90 Having regard to the findings of Commissioner Watts on the evidence, which findings, having looked at the evidence, were really the only ones which were reasonably available, there was only one result which could have occurred in this case and that was that the modification application be approved. Having regard to the cases to which I referred in Grant v Kiama Council [2006] NSWLEC 70 (22 February 2006) at paragraph 15, I am of the opinion that in the circumstances of this case it is fair and reasonable that there be an order for costs, namely that the Council pay the applicant's costs of these proceedings.
91 Issues 1 and 2 were issues which related to the power of the Court to grant the approval. Having regard to the evidence, there was not a reasonable argument contrary to the proposition that the development was substantially the same development and had only minimal environmental impact.
92 The evidence that the Council had in its possession at the time of refusing the modification application and that was subsequently provided to it, was all one way and that was in favour of the modification application.
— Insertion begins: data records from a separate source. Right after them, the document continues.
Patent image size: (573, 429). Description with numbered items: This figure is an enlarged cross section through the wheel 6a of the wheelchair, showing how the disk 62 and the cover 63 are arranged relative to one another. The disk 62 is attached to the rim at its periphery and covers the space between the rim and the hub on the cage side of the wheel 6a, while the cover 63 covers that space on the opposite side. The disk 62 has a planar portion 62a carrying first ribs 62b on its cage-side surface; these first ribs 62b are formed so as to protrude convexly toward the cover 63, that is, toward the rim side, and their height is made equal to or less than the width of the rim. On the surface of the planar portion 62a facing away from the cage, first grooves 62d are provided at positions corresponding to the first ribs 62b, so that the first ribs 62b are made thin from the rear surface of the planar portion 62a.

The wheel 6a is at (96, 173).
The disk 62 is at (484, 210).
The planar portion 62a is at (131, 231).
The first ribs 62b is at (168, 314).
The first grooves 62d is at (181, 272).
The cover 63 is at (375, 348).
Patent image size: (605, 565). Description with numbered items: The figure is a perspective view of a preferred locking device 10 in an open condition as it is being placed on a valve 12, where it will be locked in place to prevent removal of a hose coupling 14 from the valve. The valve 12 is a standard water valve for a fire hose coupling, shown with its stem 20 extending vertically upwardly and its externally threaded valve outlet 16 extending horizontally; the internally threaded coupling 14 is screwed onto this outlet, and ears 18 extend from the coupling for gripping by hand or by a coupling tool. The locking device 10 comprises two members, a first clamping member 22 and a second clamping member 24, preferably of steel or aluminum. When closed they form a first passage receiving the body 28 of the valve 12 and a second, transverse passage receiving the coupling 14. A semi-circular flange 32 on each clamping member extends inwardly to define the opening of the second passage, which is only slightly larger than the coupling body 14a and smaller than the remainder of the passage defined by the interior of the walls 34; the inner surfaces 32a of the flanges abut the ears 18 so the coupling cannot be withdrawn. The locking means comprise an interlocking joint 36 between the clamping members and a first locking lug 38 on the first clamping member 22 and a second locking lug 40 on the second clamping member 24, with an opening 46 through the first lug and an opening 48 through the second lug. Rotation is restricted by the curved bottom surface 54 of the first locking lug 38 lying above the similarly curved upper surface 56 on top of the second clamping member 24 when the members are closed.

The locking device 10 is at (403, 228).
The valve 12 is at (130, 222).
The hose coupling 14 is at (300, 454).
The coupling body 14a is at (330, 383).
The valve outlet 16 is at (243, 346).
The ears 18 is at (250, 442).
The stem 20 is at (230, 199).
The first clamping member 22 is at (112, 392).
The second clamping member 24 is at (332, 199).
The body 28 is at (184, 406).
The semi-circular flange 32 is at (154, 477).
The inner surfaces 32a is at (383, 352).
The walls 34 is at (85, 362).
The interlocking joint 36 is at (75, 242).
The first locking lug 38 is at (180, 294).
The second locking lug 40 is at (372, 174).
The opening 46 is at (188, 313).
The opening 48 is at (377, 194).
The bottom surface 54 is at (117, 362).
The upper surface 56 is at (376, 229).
That had been the advice that had been given to it by its Director. It was also the advice given to it by its independent expert, Mr Court. Subsequent experts, including court appointed experts, all came to the same conclusion. The fact that there was some fine-tuning of conditions does not take away from the central proposition that at no time had any expert recommended against granting the modification.
93 Accordingly, the Council acted unreasonably in the face of this evidence in favour of the modification application in persisting with defending the appeal.
94 Certainly, the Council acted unreasonably in raising over 20 issues, many of which had no evidentiary foundation and many of which were ill conceived. The Council acted unreasonably in raising these issues without reasonable grounds. At no time did the Council seek leave to amend those issues or to articulate those issues as only going to matters of conditions.
95 The fact that the Council relied upon the residents' evidence does not assist the Council for the reasons I have already given. They include that there was no real factual foundation for the residents' objections, and that the issue of a heightened sense of morbidity had not been squarely raised in the issues and was not put forward as being the only real issue in these proceedings.
96 In these circumstances, I consider that it is appropriate that the Council pay the applicant's costs.
Order
97 The Council submitted that if the Court were minded to make an order for costs against the Council, any order be limited to after the date upon which the applicant modified its application to reduce the number of bodies to be cremated per annum from the already reduced figure of 1,000 to a further reduced figure of 800. This occurred about a month and a half after the application had been filed. I do not consider that the further reduction from 1,000 to 800 had any material effect upon the Council's conduct of the case. At no time did the Council put forward that if the applicant were to agree to a figure of 800 rather than the first sought 1,600 or the later sought 1,000, the Council would agree to grant consent to the modification. The Council always took the view that any increase beyond the 400 was unacceptable for the reasons that I have given. In these circumstances, although the applicant modified its application after the appeal had been filed in Court, that does not seem to be causative of any change in attitude by the Council. In the circumstances, I do not consider it is necessary to limit the costs order to the period after the applicant modified its application.
98 Accordingly, I order the Council to pay the applicant's costs of the appeal as agreed or assessed.
99 I order that the Council pay the applicant's costs of the application for costs, as agreed or assessed.